Bütikofer's party vetted a bill on the topic last year, but it was quashed in May by votes from parliamentarians from Germany's ruling coalition of Christian Democrats and Social Democrats.
Opposition party lawmakers and panel members Max Stadler of the Free Democratic Party and Wolfgang Neskovic of the Left Party also said in the Neue Presse newspaper that current legislation should be amended to protect journalists.
Large, leaky apparatus
Neskovic rejected the suggestion that members of the panel investigating the activities of Germany's BND intelligence service, or their staff members, had leaked the documents to the press.
"Certainly more than 100 people had access to these files -- government civil servants also," he said.
His comments were echoed by panel colleague Michael Hartmann, a Social Democrat.
"The apparatus is large. Above all… there are the ministries," he said in the Mainzer Allgemeine Zeitung daily. "Some documents were already public before we, the member's of the panel, even got them in our hands."
Meanwhile, panel head Siegfried Kauder of the Christian Democrats defended the investigations of journalists.
"The Federal Chancellery had already indicated to me that it would not provide the panel with any more classified files if this were to continue," he told the Neue Presse.
Kauder said he felt like he had to take action.
"My aim was to batten down the hatches," he said. "I want to find out who the informant or informants are."
"Excessive and ineffectual"
The editors in chief of the affected newspapers published a joint declaration criticizing the prosecutors. They called the investigations an "excessive and ineffectual attempt" to limit the freedom to report, according to the Associated Press.

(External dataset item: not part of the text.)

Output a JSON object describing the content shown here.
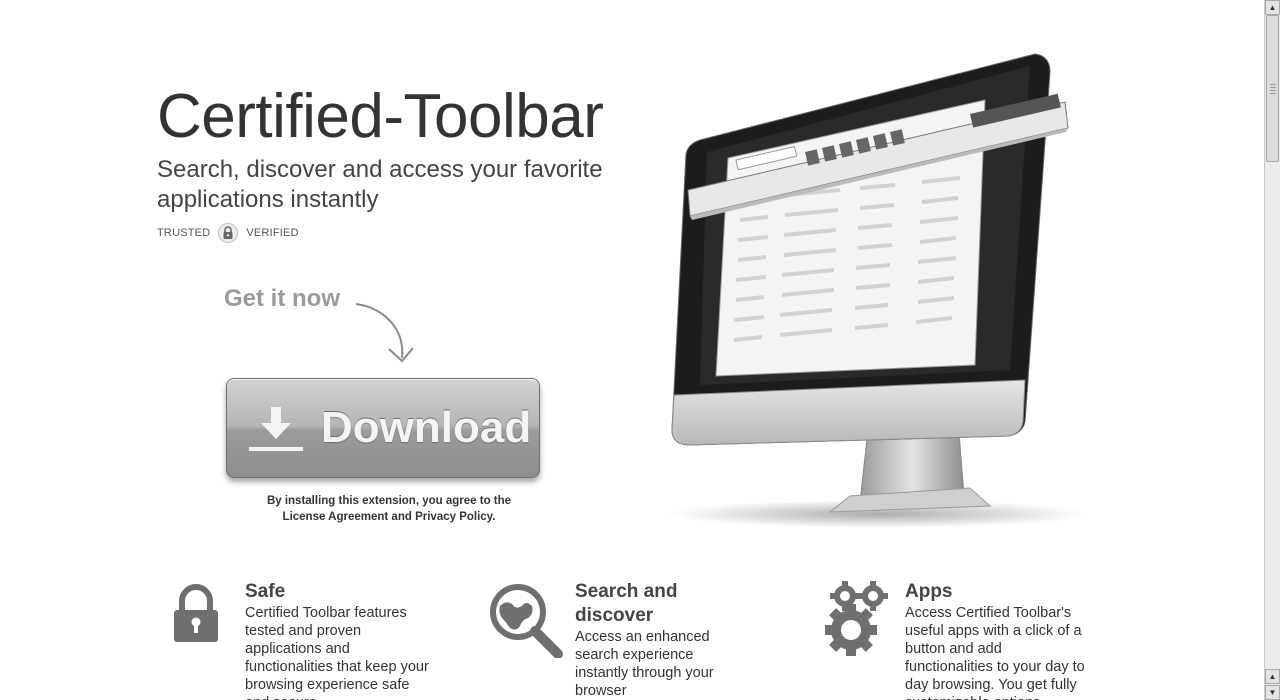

The statement said their aim was to prevent the public from learning details about the handling of Murat Kurnaz. The German-born Turk spent four-and-a-half years at the US military prison at Guantanamo in Cuba before being released without charge. His case was one of the topics examined by the panel, which was set up in April 2006. It was tasked with examining whether German intelligence services had violated human rights in the fight against terrorism, and what role the government played.
The focus of attention was on the foreign intelligence service BND and its involvement with the US Central Intelligence Agency at the start of the Iraq war in March 2003.